Berliner Olympia-Beauftragter sieht erfreuliche Ausgangslage für Bewerbung
Der Berliner Olympia-Beauftragte Kaweh Niroomand blickt mit Optimismus auf die Bewerbung der Hauptstadt für Olympische und Paralympische Spiele. Nach Abschluss umfangreicher Bürgerbeteiligungen zeigt sich der 73-Jährige zufrieden mit dem bisherigen Verlauf. „Die Kieztouren und das Bürgerforum haben enorm viel qualitativ geliefert“, betonte Niroomand im Gespräch mit der Deutschen Presse-Agentur. Unterstützung erhält er durch eine aktuelle Umfrage, die den Berliner Planern deutlichen Aufwind beschert.
Über 1.400 Hinweise aus der Bevölkerung
Obwohl die Kieztouren mengenmäßig nicht übermäßig viele Teilnehmer anzogen, gingen laut Niroomand dennoch mehr als 1.400 Hinweise, Vorschläge und konträre Meinungen ein. Diese wertvollen Beiträge fließen nun in die sogenannte Bürgercharta für Olympia ein, die am 16. April an den Regierenden Bürgermeister Kai Wegner übergeben werden soll. Die Ende Januar gestarteten Unternehmungen hätten es den Verantwortlichen ermöglicht, „den Berlinern das Thema Olympische und Paralympische Spiele so zu präsentieren, dass sie durchaus die Vorteile der Spiele sehen“, so Niroomand weiter.

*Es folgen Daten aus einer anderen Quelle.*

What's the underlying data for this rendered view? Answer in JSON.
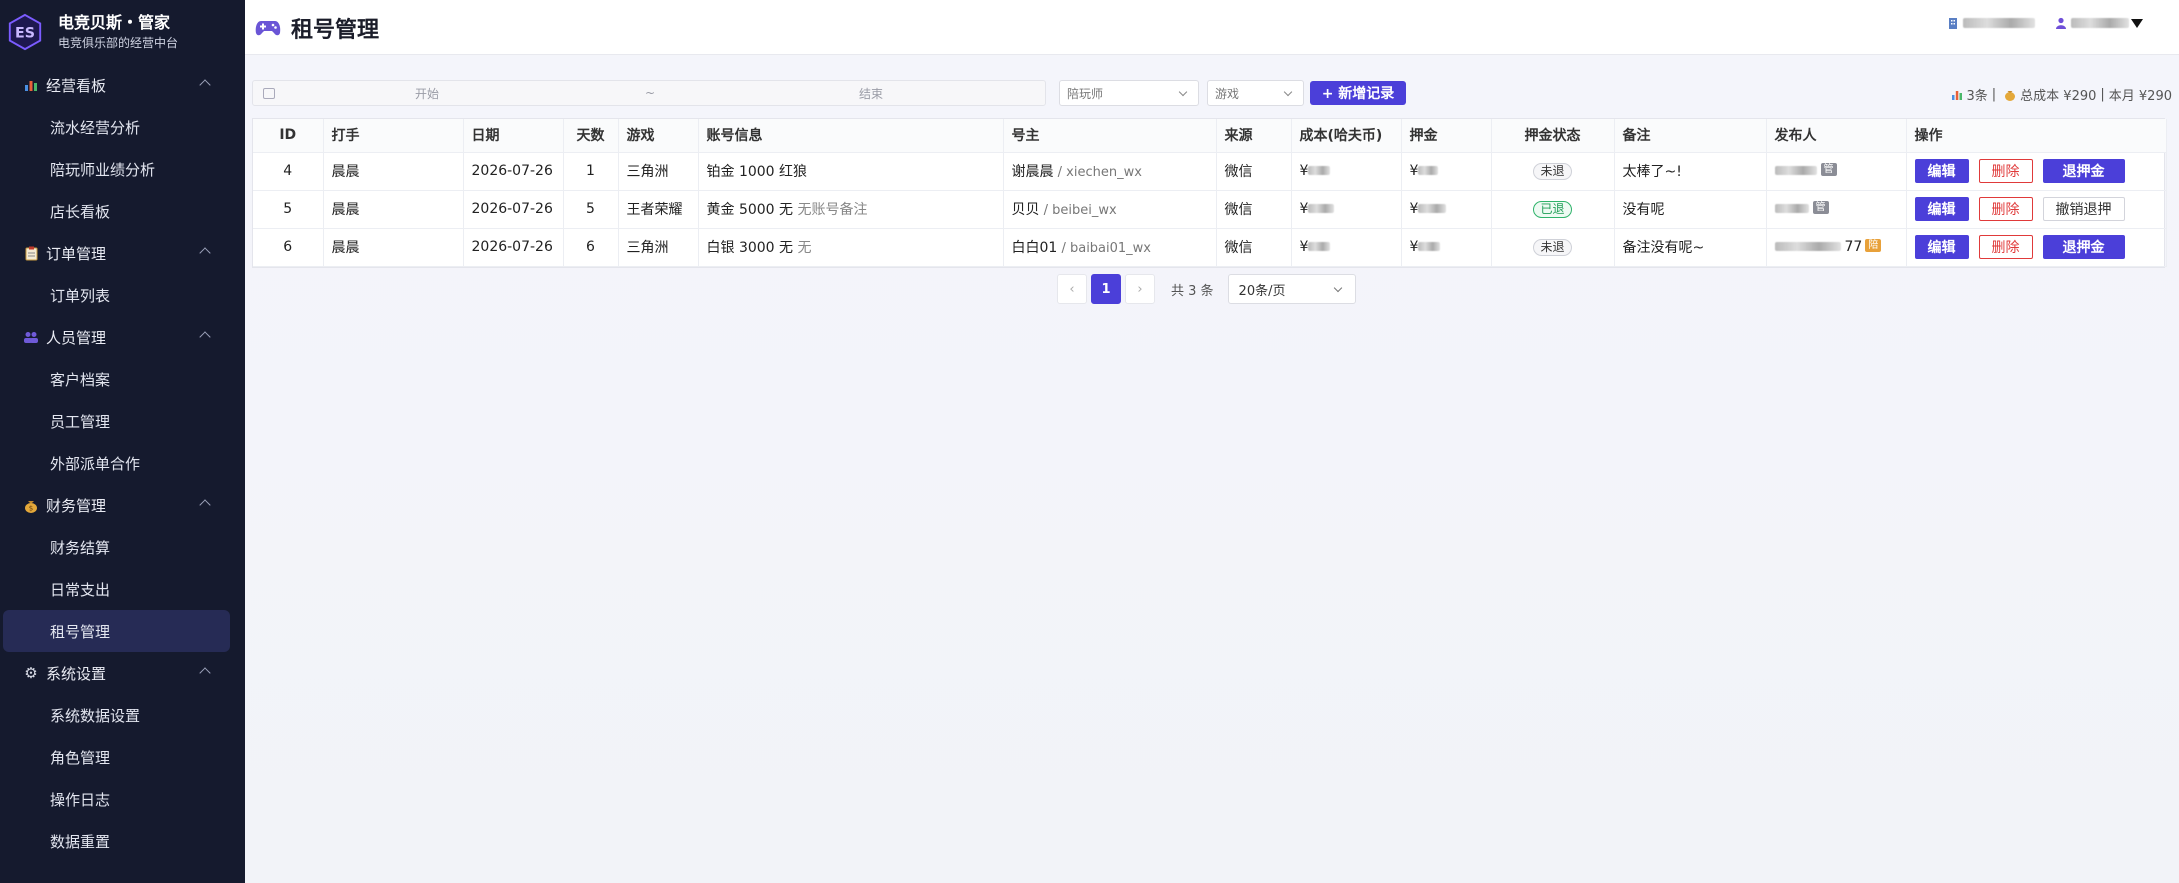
{
  "brand": {
    "title": "电竞贝斯・管家",
    "subtitle": "电竞俱乐部的经营中台",
    "logo_text": "ES"
  },
  "sidebar": {
    "groups": [
      {
        "label": "经营看板",
        "icon": "bar-chart-icon",
        "items": [
          "流水经营分析",
          "陪玩师业绩分析",
          "店长看板"
        ]
      },
      {
        "label": "订单管理",
        "icon": "clipboard-icon",
        "items": [
          "订单列表"
        ]
      },
      {
        "label": "人员管理",
        "icon": "people-icon",
        "items": [
          "客户档案",
          "员工管理",
          "外部派单合作"
        ]
      },
      {
        "label": "财务管理",
        "icon": "money-bag-icon",
        "items": [
          "财务结算",
          "日常支出",
          "租号管理"
        ]
      },
      {
        "label": "系统设置",
        "icon": "gear-icon",
        "items": [
          "系统数据设置",
          "角色管理",
          "操作日志",
          "数据重置"
        ]
      }
    ],
    "active_item": "租号管理"
  },
  "header": {
    "title": "租号管理"
  },
  "toolbar": {
    "date_start_placeholder": "开始",
    "date_sep": "~",
    "date_end_placeholder": "结束",
    "companion_select": "陪玩师",
    "game_select": "游戏",
    "add_button": "+ 新增记录",
    "stats": {
      "count": "3条",
      "sep": "|",
      "total_cost": "总成本 ¥290",
      "month_cost": "本月 ¥290"
    }
  },
  "table": {
    "columns": [
      "ID",
      "打手",
      "日期",
      "天数",
      "游戏",
      "账号信息",
      "号主",
      "来源",
      "成本(哈夫币)",
      "押金",
      "押金状态",
      "备注",
      "发布人",
      "操作"
    ],
    "rows": [
      {
        "id": "4",
        "player": "晨晨",
        "date": "2026-07-26",
        "days": "1",
        "game": "三角洲",
        "account_main": "铂金  1000  红狼",
        "account_note": "",
        "owner_name": "谢晨晨",
        "owner_wx": " / xiechen_wx",
        "source": "微信",
        "cost_prefix": "¥",
        "deposit_prefix": "¥",
        "deposit_status": "未退",
        "status_style": "grey",
        "remark": "太棒了~!",
        "publisher_badge": "管",
        "publisher_suffix": "",
        "actions": [
          "编辑",
          "删除",
          "退押金"
        ]
      },
      {
        "id": "5",
        "player": "晨晨",
        "date": "2026-07-26",
        "days": "5",
        "game": "王者荣耀",
        "account_main": "黄金  5000  无",
        "account_note": "  无账号备注",
        "owner_name": "贝贝",
        "owner_wx": " / beibei_wx",
        "source": "微信",
        "cost_prefix": "¥",
        "deposit_prefix": "¥",
        "deposit_status": "已退",
        "status_style": "green",
        "remark": "没有呢",
        "publisher_badge": "管",
        "publisher_suffix": "",
        "actions": [
          "编辑",
          "删除",
          "撤销退押"
        ]
      },
      {
        "id": "6",
        "player": "晨晨",
        "date": "2026-07-26",
        "days": "6",
        "game": "三角洲",
        "account_main": "白银  3000  无",
        "account_note": "  无",
        "owner_name": "白白01",
        "owner_wx": " / baibai01_wx",
        "source": "微信",
        "cost_prefix": "¥",
        "deposit_prefix": "¥",
        "deposit_status": "未退",
        "status_style": "grey",
        "remark": "备注没有呢~",
        "publisher_badge": "陪",
        "publisher_suffix": "77",
        "actions": [
          "编辑",
          "删除",
          "退押金"
        ]
      }
    ]
  },
  "pagination": {
    "prev": "‹",
    "current": "1",
    "next": "›",
    "total": "共 3 条",
    "page_size": "20条/页"
  },
  "colors": {
    "sidebar_bg": "#151a2e",
    "primary": "#4b3fd9",
    "danger": "#e03a3a",
    "success": "#1e9d56"
  }
}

Umfrage zeigt deutliche Zustimmung
Eine repräsentative Umfrage des Meinungsforschungsinstituts Dimap, die vor zwei Wochen veröffentlicht wurde, liefert wichtige Erkenntnisse. Demnach würden 60 Prozent der Befragten eine Olympia-Bewerbung unterstützen, während 34 Prozent dagegen sind. Für die Organisatoren stellt dies einen wichtigen Zuspruch dar, zumal eine vorherige Umfrage noch ein deutlich negativeres Bild gezeichnet hatte. Klara Schedlich, sportpolitische Sprecherin von Bündnis 90/Die Grünen und Kritikerin der Bewerbung, bewertet solche Umfragen jedoch als „noch relativ fluide“, insbesondere weil die Senatskanzlei bisher keine konkreten Angaben zum Investitionsbudget gemacht hat.

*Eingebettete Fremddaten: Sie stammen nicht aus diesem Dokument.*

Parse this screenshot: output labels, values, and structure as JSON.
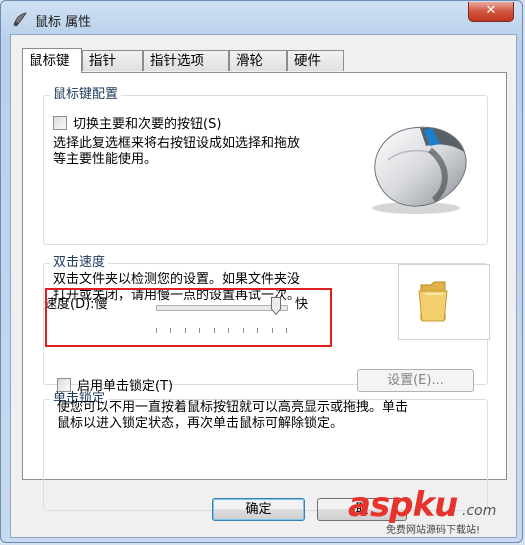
{
  "window": {
    "title": "鼠标 属性",
    "close_glyph": "✕"
  },
  "tabs": [
    {
      "label": "鼠标键",
      "active": true
    },
    {
      "label": "指针",
      "active": false
    },
    {
      "label": "指针选项",
      "active": false
    },
    {
      "label": "滑轮",
      "active": false
    },
    {
      "label": "硬件",
      "active": false
    }
  ],
  "button_config": {
    "title": "鼠标键配置",
    "checkbox_label": "切换主要和次要的按钮(S)",
    "checkbox_checked": false,
    "description_line1": "选择此复选框来将右按钮设成如选择和拖放",
    "description_line2": "等主要性能使用。"
  },
  "double_click": {
    "title": "双击速度",
    "description_line1": "双击文件夹以检测您的设置。如果文件夹没",
    "description_line2": "打开或关闭，请用慢一点的设置再试一次。",
    "speed_label": "速度(D):慢",
    "fast_label": "快",
    "slider_fraction": 0.92
  },
  "click_lock": {
    "title": "单击锁定",
    "checkbox_label": "启用单击锁定(T)",
    "checkbox_checked": false,
    "settings_button": "设置(E)...",
    "description_line1": "使您可以不用一直按着鼠标按钮就可以高亮显示或拖拽。单击",
    "description_line2": "鼠标以进入锁定状态，再次单击鼠标可解除锁定。"
  },
  "footer": {
    "ok_label": "确定",
    "cancel_label": "取"
  },
  "watermark": {
    "brand": "aspku",
    "suffix": ".com",
    "tagline": "免费网站源码下载站!"
  },
  "colors": {
    "highlight_box": "#e02020",
    "group_title": "#1e395b",
    "close_button": "#c9442f"
  }
}
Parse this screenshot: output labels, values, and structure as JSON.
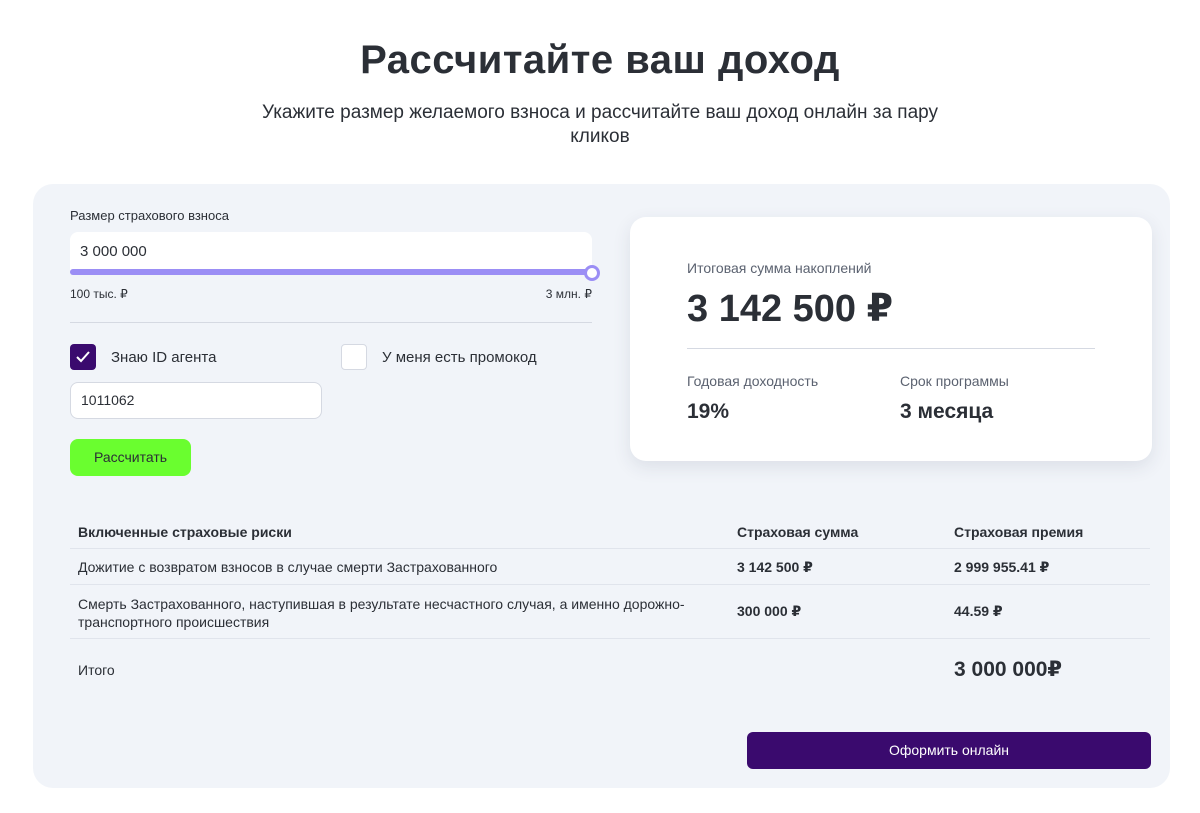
{
  "header": {
    "title": "Рассчитайте ваш доход",
    "subtitle": "Укажите размер желаемого взноса и рассчитайте ваш доход онлайн за пару кликов"
  },
  "calculator": {
    "contribution_label": "Размер страхового взноса",
    "contribution_value": "3 000 000",
    "slider": {
      "min_label": "100 тыс. ₽",
      "max_label": "3 млн. ₽",
      "min": 100000,
      "max": 3000000,
      "value": 3000000
    },
    "agent_checkbox": {
      "label": "Знаю ID агента",
      "checked": true
    },
    "promo_checkbox": {
      "label": "У меня есть промокод",
      "checked": false
    },
    "agent_id_value": "1011062",
    "calculate_label": "Рассчитать"
  },
  "result": {
    "total_label": "Итоговая сумма накоплений",
    "total_value": "3 142 500 ₽",
    "yield_label": "Годовая доходность",
    "yield_value": "19%",
    "term_label": "Срок программы",
    "term_value": "3 месяца"
  },
  "risks": {
    "headers": [
      "Включенные страховые риски",
      "Страховая сумма",
      "Страховая премия"
    ],
    "rows": [
      {
        "risk": "Дожитие с возвратом взносов в случае смерти Застрахованного",
        "sum": "3 142 500 ₽",
        "premium": "2 999 955.41 ₽"
      },
      {
        "risk": "Смерть Застрахованного, наступившая в результате несчастного случая, а именно дорожно-транспортного происшествия",
        "sum": "300 000 ₽",
        "premium": "44.59 ₽"
      }
    ],
    "total_label": "Итого",
    "total_value": "3 000 000₽"
  },
  "apply_label": "Оформить онлайн",
  "colors": {
    "accent_dark": "#3a0a6e",
    "accent_green": "#6afe2f",
    "slider": "#9b8ef5",
    "card_bg": "#f1f4f9"
  },
  "icons": {
    "checkmark": "check-icon"
  }
}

Finanztransparenz als zentrale Herausforderung
Eine amtliche Kostenschätzung, die ursprünglich Investitionskosten im hohen einstelligen Milliardenbereich für das Land Berlin prognostizierte, wurde unter dem Hinweis auf „noch keine hinreichend belastbaren Erkenntnisse“ zurückgezogen. Gleichzeitig wurde um eine Fristverlängerung bis zum 29. April gebeten. Niroomand betont die Notwendigkeit von Transparenz bei der Finanzierungsfrage und plant, nach Übergabe der Bürgercharta das Konzept weiter zu verfeinern und zu präzisieren. Der nächste Meilenstein ist der Beschluss des Abgeordnetenhauses, der durch die Volksinitiative des Landessportbundes ausgelöst wurde.
Entscheidungsprozess und mögliche Volksentscheide
Sollte der Beschluss des Abgeordnetenhauses ablehnend ausfallen, hätten Olympia-Befürworter die Möglichkeit, 175.000 Unterschriften zu sammeln, um einen Volksentscheid auszulösen. Eine Ablehnung würde Berlins Position im Wettbewerb mit Mitbewerbern wie München, Hamburg und der Rhein-Ruhr-Region erheblich schwächen. Anders als in München gibt es in Berlin aus verfassungsrechtlichen Gründen keinen direkten Bürgerentscheid, doch das Bündnis NOlympia strebt Volksbegehren an.
Finale Entscheidung im September 2026
Die endgültige Entscheidung über den deutschen Bewerber soll auf einer außerordentlichen Mitgliederversammlung des Deutschen Olympischen Sportbundes am 26. September 2026 in Baden-Baden getroffen werden. Unklar bleibt, ob sich der DOSB für die Spiele 2036, 2040 oder 2044 bewerben wird. Knapp eine Woche zuvor finden die Wahlen zum Berliner Abgeordnetenhaus statt, was den politischen Kontext zusätzlich spannend gestaltet. Die Berliner Olympia-Bewerbung bleibt damit ein dynamisches und vielschichtiges Projekt mit weiterhin offenen Fragen.